Determine \( f^{-1}(x) \) from first principles if \( f(x)=3 x^{2} \) John determines \( g^{\prime}(a) \), the derivative of a certain function \( g \) at \( x=a \), and arrives at the answer. \( \lim _{x \rightarrow 0} \frac{\sqrt{4+h}-2}{h} \) Write down the equation of \( g \) and the value of \( a \). Determine \( \frac{d y}{d x} \) if \( y=\sqrt{x^{3}}-\frac{5}{x^{3}} \) \( g(x)=-8 x+20 \) is a tangent to \( \quad f(x)=x^{3}+a x^{2}+b x+18 \) at \( x=1 \).
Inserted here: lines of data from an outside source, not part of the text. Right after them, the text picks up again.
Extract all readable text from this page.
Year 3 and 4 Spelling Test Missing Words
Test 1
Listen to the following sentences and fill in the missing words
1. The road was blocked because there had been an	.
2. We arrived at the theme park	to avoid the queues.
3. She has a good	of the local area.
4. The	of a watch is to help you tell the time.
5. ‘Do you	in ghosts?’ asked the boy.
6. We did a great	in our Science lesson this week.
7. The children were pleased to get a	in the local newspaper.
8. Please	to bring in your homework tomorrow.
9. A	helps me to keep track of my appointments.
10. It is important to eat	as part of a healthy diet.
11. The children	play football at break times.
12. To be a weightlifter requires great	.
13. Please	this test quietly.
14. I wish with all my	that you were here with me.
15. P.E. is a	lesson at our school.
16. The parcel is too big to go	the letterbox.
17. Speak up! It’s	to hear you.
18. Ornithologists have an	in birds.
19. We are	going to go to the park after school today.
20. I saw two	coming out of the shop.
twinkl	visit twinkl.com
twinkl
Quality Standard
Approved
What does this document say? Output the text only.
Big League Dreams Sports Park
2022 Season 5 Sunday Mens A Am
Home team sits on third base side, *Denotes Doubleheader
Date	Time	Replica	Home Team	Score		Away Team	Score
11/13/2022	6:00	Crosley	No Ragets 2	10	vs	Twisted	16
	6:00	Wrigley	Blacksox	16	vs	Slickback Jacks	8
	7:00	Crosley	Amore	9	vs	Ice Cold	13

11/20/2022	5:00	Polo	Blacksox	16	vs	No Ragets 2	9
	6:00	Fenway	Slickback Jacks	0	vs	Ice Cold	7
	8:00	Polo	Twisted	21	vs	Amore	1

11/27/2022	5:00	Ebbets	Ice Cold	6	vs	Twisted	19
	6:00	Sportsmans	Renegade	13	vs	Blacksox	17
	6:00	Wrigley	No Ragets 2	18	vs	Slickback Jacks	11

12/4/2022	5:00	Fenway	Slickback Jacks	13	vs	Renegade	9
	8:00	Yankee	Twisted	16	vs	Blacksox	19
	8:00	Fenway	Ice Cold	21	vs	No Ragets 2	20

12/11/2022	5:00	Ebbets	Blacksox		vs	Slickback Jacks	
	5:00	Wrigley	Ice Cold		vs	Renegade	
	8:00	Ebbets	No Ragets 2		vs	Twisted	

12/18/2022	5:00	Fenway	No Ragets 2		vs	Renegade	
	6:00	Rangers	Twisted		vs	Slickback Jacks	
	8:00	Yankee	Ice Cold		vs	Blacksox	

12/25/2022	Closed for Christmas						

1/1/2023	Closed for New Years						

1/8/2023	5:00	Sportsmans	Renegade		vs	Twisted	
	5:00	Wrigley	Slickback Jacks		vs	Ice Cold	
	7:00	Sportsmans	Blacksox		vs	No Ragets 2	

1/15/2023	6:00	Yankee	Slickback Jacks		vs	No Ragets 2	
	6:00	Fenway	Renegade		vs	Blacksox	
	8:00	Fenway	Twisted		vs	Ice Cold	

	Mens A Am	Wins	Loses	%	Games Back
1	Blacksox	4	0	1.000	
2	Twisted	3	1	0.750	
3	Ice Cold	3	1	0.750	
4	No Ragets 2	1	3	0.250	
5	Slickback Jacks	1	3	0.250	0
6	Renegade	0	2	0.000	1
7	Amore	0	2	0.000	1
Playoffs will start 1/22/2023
Calculate the values of \( a \) and \( b \).

To find \( f^{-1}(x) \) where \( f(x) = 3x^2 \), we start with \( y = 3x^2 \). Rearranging for \( x \) gives \( x^2 = \frac{y}{3} \), so \( x = \sqrt{\frac{y}{3}} \). Thus, \( f^{-1}(x) = \sqrt{\frac{x}{3}} \). This inverse is only valid for \( x \geq 0 \) since \( f(x) = 3x^2 \) is a non-negative function. When John computes \( g^{\prime}(a) \) from \( \lim_{h \rightarrow 0} \frac{\sqrt{4+h}-2}{h} \), he recognizes this limit as the derivative of \( g(x) = \sqrt{x} \) evaluated at \( x = 4 \). Therefore, the value of \( a \) is \( 4 \). To determine \( \frac{dy}{dx} \) for \( y = \sqrt{x^3} - \frac{5}{x^3} \), we apply the power rule. This gives \( \frac{dy}{dx} = \frac{3}{2}x^{1/2} - \left(-\frac{15}{x^4}\right) = \frac{3}{2\sqrt{x}} + \frac{15}{x^4} \). Given that \( g(x) = -8x + 20 \) is a tangent to \( f(x) = x^3 + ax^2 + bx + 18 \) at \( x = 1 \), we set \( f(1) = g(1) \). Equating \( f(1) = 1 + a + b + 18 \) to \( 12 \) gives us \( a + b = -7 \). The equality of derivatives yields \( 3 + 2a + b = -8 \). Solving these equations, we find \( a = -5 \) and \( b = -2 \).